Мерседес вышла из спальни. Волосы ее ниспадают на нежную золотистую шею; легкий воздушный капотик, накинутый на голое тело, оставляет открытыми ее плечи и начало грудей; она подходит ко мне, я обнимаю ее за талию, которую я люблю с ненасытной нежностью. Мерседес целует меня в лоб и вопросительно заглядывает мне в глаза. Затем переводит взгляд на лежащую на столе газету.
— Умер Гонсалес. Умер, как подобает коню.
Единственное, что я мог вымолвить. Но как торжественно это звучит: «Умер, как подобает коню!»
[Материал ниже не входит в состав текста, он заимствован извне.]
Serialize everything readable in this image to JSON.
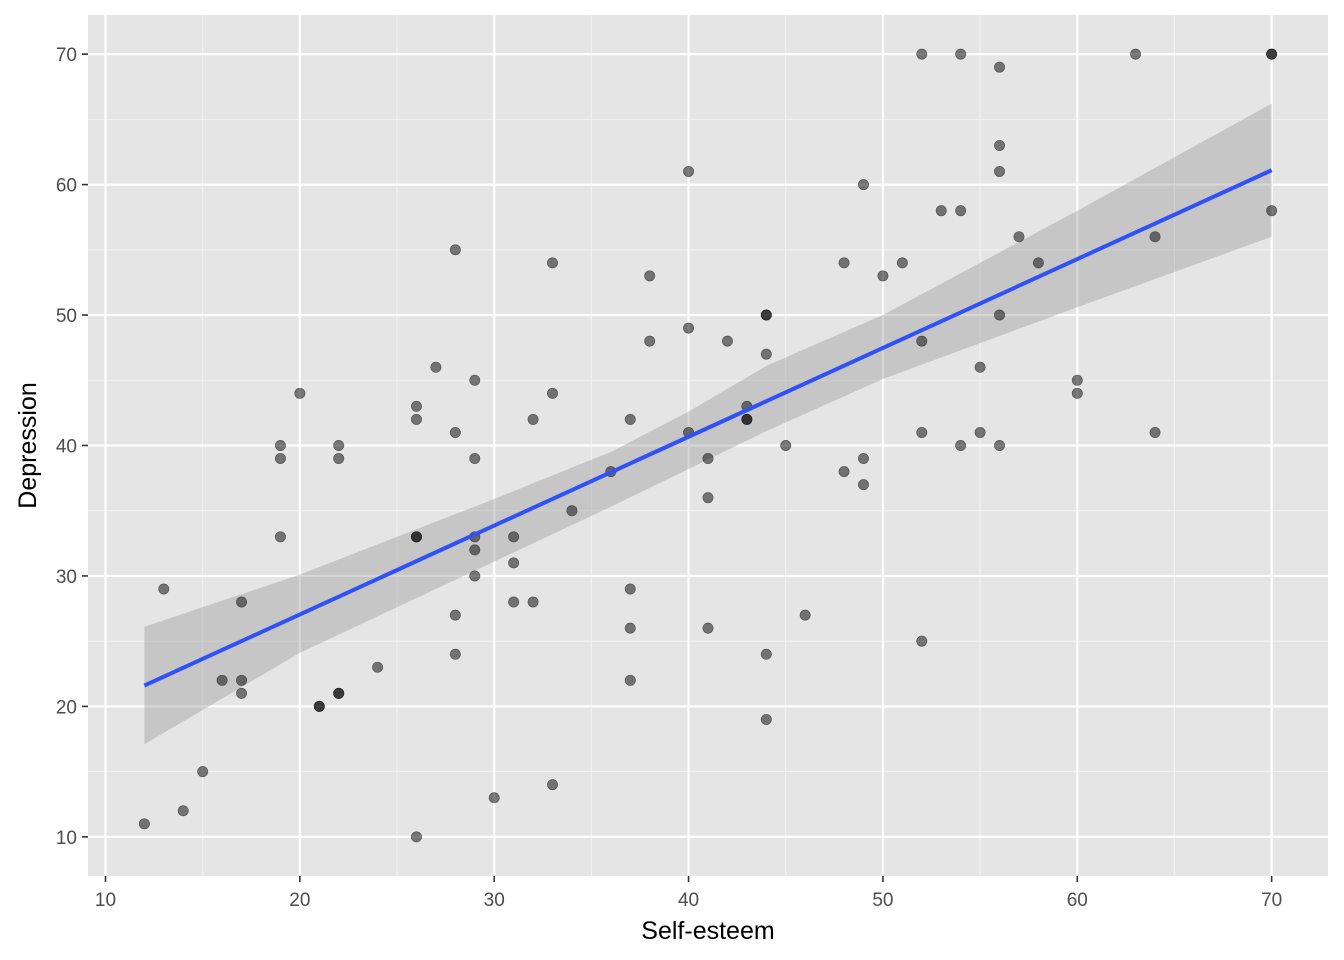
{
  "chart_data": {
    "type": "scatter",
    "title": "",
    "xlabel": "Self-esteem",
    "ylabel": "Depression",
    "xlim": [
      9.1,
      72.9
    ],
    "ylim": [
      7,
      73
    ],
    "x_ticks": [
      10,
      20,
      30,
      40,
      50,
      60,
      70
    ],
    "y_ticks": [
      10,
      20,
      30,
      40,
      50,
      60,
      70
    ],
    "grid": true,
    "legend": "none",
    "colors": {
      "panel": "#e5e5e5",
      "grid_major": "#ffffff",
      "grid_minor": "#f2f2f2",
      "points": "#000000",
      "fit_line": "#3050f8",
      "ribbon": "#999999",
      "tick_text": "#4d4d4d",
      "tick_mark": "#333333"
    },
    "points": [
      {
        "x": 12,
        "y": 11
      },
      {
        "x": 13,
        "y": 29
      },
      {
        "x": 14,
        "y": 12
      },
      {
        "x": 15,
        "y": 15
      },
      {
        "x": 16,
        "y": 22
      },
      {
        "x": 17,
        "y": 28
      },
      {
        "x": 17,
        "y": 22
      },
      {
        "x": 17,
        "y": 21
      },
      {
        "x": 19,
        "y": 40
      },
      {
        "x": 19,
        "y": 39
      },
      {
        "x": 19,
        "y": 33
      },
      {
        "x": 20,
        "y": 44
      },
      {
        "x": 21,
        "y": 20
      },
      {
        "x": 21,
        "y": 20
      },
      {
        "x": 22,
        "y": 40
      },
      {
        "x": 22,
        "y": 39
      },
      {
        "x": 22,
        "y": 21
      },
      {
        "x": 22,
        "y": 21
      },
      {
        "x": 24,
        "y": 23
      },
      {
        "x": 26,
        "y": 43
      },
      {
        "x": 26,
        "y": 42
      },
      {
        "x": 26,
        "y": 33
      },
      {
        "x": 26,
        "y": 33
      },
      {
        "x": 26,
        "y": 10
      },
      {
        "x": 27,
        "y": 46
      },
      {
        "x": 28,
        "y": 55
      },
      {
        "x": 28,
        "y": 41
      },
      {
        "x": 28,
        "y": 27
      },
      {
        "x": 28,
        "y": 24
      },
      {
        "x": 29,
        "y": 45
      },
      {
        "x": 29,
        "y": 39
      },
      {
        "x": 29,
        "y": 33
      },
      {
        "x": 29,
        "y": 32
      },
      {
        "x": 29,
        "y": 30
      },
      {
        "x": 30,
        "y": 13
      },
      {
        "x": 31,
        "y": 33
      },
      {
        "x": 31,
        "y": 31
      },
      {
        "x": 31,
        "y": 28
      },
      {
        "x": 32,
        "y": 42
      },
      {
        "x": 32,
        "y": 28
      },
      {
        "x": 33,
        "y": 54
      },
      {
        "x": 33,
        "y": 44
      },
      {
        "x": 33,
        "y": 14
      },
      {
        "x": 34,
        "y": 35
      },
      {
        "x": 36,
        "y": 38
      },
      {
        "x": 37,
        "y": 42
      },
      {
        "x": 37,
        "y": 29
      },
      {
        "x": 37,
        "y": 26
      },
      {
        "x": 37,
        "y": 22
      },
      {
        "x": 38,
        "y": 53
      },
      {
        "x": 38,
        "y": 48
      },
      {
        "x": 40,
        "y": 61
      },
      {
        "x": 40,
        "y": 49
      },
      {
        "x": 40,
        "y": 41
      },
      {
        "x": 41,
        "y": 39
      },
      {
        "x": 41,
        "y": 36
      },
      {
        "x": 41,
        "y": 26
      },
      {
        "x": 42,
        "y": 48
      },
      {
        "x": 43,
        "y": 43
      },
      {
        "x": 43,
        "y": 42
      },
      {
        "x": 43,
        "y": 42
      },
      {
        "x": 44,
        "y": 50
      },
      {
        "x": 44,
        "y": 50
      },
      {
        "x": 44,
        "y": 47
      },
      {
        "x": 44,
        "y": 24
      },
      {
        "x": 44,
        "y": 19
      },
      {
        "x": 45,
        "y": 40
      },
      {
        "x": 46,
        "y": 27
      },
      {
        "x": 48,
        "y": 54
      },
      {
        "x": 48,
        "y": 38
      },
      {
        "x": 49,
        "y": 60
      },
      {
        "x": 49,
        "y": 39
      },
      {
        "x": 49,
        "y": 37
      },
      {
        "x": 50,
        "y": 53
      },
      {
        "x": 51,
        "y": 54
      },
      {
        "x": 52,
        "y": 70
      },
      {
        "x": 52,
        "y": 48
      },
      {
        "x": 52,
        "y": 41
      },
      {
        "x": 52,
        "y": 25
      },
      {
        "x": 53,
        "y": 58
      },
      {
        "x": 54,
        "y": 70
      },
      {
        "x": 54,
        "y": 58
      },
      {
        "x": 54,
        "y": 40
      },
      {
        "x": 55,
        "y": 46
      },
      {
        "x": 55,
        "y": 41
      },
      {
        "x": 56,
        "y": 69
      },
      {
        "x": 56,
        "y": 63
      },
      {
        "x": 56,
        "y": 61
      },
      {
        "x": 56,
        "y": 50
      },
      {
        "x": 56,
        "y": 40
      },
      {
        "x": 57,
        "y": 56
      },
      {
        "x": 58,
        "y": 54
      },
      {
        "x": 60,
        "y": 45
      },
      {
        "x": 60,
        "y": 44
      },
      {
        "x": 63,
        "y": 70
      },
      {
        "x": 64,
        "y": 56
      },
      {
        "x": 64,
        "y": 41
      },
      {
        "x": 70,
        "y": 70
      },
      {
        "x": 70,
        "y": 70
      },
      {
        "x": 70,
        "y": 58
      }
    ],
    "fit_line": {
      "x": [
        12,
        70
      ],
      "y": [
        21.6,
        61.1
      ]
    },
    "confidence_band": {
      "x": [
        12,
        20,
        30,
        36,
        40,
        44,
        50,
        60,
        70
      ],
      "lower": [
        17.1,
        24.1,
        31.1,
        35.3,
        38.2,
        41.1,
        45.1,
        50.6,
        56.0
      ],
      "upper": [
        26.1,
        30.1,
        35.9,
        39.5,
        42.6,
        46.1,
        50.0,
        58.0,
        66.2
      ]
    }
  }
}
Из окна я вижу пожилую женщину, которая, потешно щурясь от солнца, поливает цветы. Легкая полотняная занавеска, надутая ветерком, заволновалась, словно невинная девичья грудь. Кажется, что она вот-вот прянет из окна в объятия завороженных ее прет лестью краснопалых фуксий. Но под моим мечтательным взглядом она как-то вдруг обмякает и, точно смирившись с судьбой, покорно обвисает в оконном проеме, лишь иногда влюбленно посматривая на Мерседес, которая, обвив мою шею руками, выпивает сладкими долгими поцелуями мою тоску по Гонсалесу.